Celeste is not the only person who weighs in on Poly’s complicated legacy in this film, though her revelations are obviously some of the most personal and affecting. Other close relations, such as Poly’s sister and ex-husband (Celeste’s father), describe the woman they knew and loved for her creativity and free spirit. Members of X-Ray Spex, designer Vivienne Westwood, and musicians Thurston Moore, Kathleen Hanna, and Neneh Cherry also weigh in, with Moore reminiscing about seeing X-Ray Spex onstage at CBGB’s and Cherry discussing how Poly influenced her as a female artist of color. None of these people, with the prominent exception of Celeste, are actually seen on screen in the film; their memories are shared as audio-only, layered over archival footage of Poly herself.
In addition to the plethora of compelling video that the film makes use of — everything from live concert footage to awkward television interviews to clips from inside the Hare Krishna commune — Poly Styrene: I Am A Clichè also brings many of Poly’s diary entries to life.
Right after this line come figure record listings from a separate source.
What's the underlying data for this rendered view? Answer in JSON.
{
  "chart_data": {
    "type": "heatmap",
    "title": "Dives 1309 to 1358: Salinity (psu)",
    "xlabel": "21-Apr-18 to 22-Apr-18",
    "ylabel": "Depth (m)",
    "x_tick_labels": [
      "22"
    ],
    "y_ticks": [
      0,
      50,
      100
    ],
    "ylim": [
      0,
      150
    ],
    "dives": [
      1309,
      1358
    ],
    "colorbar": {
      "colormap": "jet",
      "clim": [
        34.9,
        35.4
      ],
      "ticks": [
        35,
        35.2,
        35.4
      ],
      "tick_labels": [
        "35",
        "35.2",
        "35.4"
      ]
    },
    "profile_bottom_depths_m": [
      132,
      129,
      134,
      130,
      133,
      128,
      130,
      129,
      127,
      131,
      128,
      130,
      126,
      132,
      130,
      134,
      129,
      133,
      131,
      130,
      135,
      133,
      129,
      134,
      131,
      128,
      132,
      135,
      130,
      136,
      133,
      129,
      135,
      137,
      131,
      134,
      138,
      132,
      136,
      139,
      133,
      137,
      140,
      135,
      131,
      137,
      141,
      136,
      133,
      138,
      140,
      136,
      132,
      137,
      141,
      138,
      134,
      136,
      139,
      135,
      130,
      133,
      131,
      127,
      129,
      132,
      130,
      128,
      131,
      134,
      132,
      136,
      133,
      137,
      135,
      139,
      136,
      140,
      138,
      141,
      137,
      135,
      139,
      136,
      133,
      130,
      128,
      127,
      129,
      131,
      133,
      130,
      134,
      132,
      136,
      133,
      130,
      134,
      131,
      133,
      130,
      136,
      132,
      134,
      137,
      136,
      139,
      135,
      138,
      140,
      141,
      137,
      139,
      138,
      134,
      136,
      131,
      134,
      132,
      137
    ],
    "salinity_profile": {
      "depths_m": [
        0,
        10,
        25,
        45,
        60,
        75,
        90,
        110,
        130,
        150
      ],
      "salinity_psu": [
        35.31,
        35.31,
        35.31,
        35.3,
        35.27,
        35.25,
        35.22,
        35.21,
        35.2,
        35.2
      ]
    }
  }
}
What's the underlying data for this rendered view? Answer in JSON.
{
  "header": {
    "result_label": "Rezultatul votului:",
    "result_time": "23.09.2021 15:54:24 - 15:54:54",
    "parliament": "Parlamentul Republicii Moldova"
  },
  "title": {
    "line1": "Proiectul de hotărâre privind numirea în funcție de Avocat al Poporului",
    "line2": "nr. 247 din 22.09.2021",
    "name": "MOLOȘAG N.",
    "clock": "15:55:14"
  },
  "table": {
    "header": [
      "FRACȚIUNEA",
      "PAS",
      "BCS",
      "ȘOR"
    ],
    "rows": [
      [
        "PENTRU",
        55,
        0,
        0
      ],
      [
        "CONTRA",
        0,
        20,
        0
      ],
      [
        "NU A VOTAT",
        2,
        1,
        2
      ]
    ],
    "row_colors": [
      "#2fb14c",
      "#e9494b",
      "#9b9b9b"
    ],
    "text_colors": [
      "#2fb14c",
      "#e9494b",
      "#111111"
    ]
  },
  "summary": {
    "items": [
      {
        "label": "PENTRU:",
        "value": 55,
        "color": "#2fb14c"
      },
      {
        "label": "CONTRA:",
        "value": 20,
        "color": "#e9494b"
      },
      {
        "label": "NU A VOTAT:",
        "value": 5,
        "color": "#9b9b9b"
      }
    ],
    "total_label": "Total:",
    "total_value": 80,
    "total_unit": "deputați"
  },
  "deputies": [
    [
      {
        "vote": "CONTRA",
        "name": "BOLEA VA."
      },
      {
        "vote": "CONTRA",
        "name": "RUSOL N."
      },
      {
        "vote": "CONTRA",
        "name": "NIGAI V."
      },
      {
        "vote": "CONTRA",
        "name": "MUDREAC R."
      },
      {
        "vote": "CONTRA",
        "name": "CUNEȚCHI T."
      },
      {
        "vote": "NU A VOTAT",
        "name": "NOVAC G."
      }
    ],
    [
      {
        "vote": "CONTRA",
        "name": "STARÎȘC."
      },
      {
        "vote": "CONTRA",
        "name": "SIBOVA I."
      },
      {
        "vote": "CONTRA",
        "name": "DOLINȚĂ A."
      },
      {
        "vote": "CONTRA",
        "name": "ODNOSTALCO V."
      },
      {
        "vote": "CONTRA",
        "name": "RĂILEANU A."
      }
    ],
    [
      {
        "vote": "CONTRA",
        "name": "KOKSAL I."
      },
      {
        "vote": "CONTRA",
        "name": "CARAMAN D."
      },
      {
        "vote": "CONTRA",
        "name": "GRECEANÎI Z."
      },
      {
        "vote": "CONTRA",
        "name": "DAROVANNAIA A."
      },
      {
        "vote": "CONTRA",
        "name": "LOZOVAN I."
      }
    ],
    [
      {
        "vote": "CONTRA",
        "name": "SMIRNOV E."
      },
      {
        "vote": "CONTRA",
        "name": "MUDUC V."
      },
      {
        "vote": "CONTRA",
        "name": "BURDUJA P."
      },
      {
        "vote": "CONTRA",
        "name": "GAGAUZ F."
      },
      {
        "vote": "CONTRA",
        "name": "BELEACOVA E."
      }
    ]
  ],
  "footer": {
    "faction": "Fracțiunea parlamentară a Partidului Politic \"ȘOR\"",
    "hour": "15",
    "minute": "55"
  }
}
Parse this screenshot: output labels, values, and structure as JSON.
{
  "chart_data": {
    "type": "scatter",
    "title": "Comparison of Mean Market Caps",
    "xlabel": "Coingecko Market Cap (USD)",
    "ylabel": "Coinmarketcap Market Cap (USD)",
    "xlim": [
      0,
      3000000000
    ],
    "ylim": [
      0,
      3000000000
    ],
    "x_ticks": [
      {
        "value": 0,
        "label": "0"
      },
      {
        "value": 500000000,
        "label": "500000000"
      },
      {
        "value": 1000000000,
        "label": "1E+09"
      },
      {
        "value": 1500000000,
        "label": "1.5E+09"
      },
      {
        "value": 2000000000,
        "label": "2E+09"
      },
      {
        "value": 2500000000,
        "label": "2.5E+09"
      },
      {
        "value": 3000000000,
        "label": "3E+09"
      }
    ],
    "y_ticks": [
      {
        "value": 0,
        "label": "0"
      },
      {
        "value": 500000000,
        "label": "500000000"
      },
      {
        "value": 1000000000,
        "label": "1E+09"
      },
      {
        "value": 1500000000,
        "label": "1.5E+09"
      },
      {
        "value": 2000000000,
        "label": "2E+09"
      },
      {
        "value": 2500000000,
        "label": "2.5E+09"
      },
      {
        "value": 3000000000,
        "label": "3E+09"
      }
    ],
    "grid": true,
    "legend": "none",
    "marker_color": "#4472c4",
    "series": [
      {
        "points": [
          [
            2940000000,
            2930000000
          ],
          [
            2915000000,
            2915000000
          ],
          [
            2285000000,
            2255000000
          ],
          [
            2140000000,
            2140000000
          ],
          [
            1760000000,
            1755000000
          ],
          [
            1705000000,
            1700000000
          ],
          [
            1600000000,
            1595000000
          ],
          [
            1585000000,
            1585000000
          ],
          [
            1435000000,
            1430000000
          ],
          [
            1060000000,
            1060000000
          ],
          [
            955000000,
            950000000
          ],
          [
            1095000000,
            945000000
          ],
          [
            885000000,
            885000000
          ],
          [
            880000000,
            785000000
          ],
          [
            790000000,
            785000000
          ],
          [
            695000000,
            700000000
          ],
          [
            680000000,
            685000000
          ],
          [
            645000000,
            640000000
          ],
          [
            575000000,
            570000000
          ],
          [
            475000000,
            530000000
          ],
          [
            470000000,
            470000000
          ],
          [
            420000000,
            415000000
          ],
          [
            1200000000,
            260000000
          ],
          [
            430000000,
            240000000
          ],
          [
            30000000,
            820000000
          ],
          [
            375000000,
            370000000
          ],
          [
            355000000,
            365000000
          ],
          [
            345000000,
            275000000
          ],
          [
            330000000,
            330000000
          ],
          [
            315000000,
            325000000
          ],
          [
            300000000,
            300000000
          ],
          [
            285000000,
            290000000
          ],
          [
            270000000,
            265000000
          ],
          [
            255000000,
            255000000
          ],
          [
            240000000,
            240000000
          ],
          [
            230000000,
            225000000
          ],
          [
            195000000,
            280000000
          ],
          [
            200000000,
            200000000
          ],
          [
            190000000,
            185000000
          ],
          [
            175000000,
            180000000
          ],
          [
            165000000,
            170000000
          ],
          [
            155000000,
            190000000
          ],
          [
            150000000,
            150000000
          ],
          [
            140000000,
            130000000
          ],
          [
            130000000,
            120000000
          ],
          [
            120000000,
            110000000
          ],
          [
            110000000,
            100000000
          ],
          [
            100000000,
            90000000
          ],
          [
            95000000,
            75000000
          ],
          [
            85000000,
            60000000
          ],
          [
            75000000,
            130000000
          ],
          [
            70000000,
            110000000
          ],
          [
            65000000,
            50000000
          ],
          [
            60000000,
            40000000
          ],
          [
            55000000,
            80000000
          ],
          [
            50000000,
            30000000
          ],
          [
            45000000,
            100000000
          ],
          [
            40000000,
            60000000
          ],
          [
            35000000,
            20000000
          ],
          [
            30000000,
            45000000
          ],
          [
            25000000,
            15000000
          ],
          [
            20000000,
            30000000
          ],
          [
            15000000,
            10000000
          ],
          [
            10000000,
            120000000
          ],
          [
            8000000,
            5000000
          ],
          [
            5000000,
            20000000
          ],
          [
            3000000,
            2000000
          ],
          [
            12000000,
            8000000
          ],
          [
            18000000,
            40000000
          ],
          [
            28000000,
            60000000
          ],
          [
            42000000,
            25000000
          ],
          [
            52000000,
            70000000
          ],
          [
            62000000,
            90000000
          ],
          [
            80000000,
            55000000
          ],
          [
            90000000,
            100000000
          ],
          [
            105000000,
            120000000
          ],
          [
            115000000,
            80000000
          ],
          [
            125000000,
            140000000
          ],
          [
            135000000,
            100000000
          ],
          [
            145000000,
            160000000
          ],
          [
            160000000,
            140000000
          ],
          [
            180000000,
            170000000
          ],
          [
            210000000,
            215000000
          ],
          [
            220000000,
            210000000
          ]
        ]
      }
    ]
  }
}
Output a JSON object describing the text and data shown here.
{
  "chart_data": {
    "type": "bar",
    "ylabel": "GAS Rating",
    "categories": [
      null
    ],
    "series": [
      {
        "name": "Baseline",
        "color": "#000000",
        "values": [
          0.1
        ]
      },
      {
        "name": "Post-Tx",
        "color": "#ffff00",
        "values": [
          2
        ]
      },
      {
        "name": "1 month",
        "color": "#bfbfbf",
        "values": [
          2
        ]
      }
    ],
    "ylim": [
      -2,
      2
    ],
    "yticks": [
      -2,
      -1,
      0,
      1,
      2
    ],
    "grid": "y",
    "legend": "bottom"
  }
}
The acclaimed actress Ruth Negga — who, like Poly, is mixed-race — gives a voice to her remarkable words on everything from racial identity to the rejection of consumerism. An inspired choice that pays off in a big way, Negga nails the recognizable cadences of Poly’s speech; if one didn’t know that it was her, it would be easy to be convinced that we were hearing directly from Poly herself.
From her status as a famous mixed-raced woman at a time when that was still seen as rare in society, to her interactions with many other luminaries of the punk movement, Poly Styrene’s life was truly a reflection of the rapid cultural changes that England and the world were undergoing at the time. In watching her, and listening to her, and hearing about her, one gets a colorful, albeit incredibly messy, portrait of the world during the late twentieth century. She brought the maxim “the personal is political” to life with an electric energy that few could ever match, then and now. It’s important to keep her legacy alive, while at the same time recognizing that behind the iconic music and photos she was a real, flawed woman. Poly Styrene: I Am A Clichè does exactly that.
What do you think? Are you familiar with the music of X-Ray Spex and Poly Styrene? Share your thoughts in the comments below.
Poly Styrene: I Am A Clichè opens in theaters in the U.S. for one night only on February 2, 2022. It is available everywhere on demand on February 4, 2022.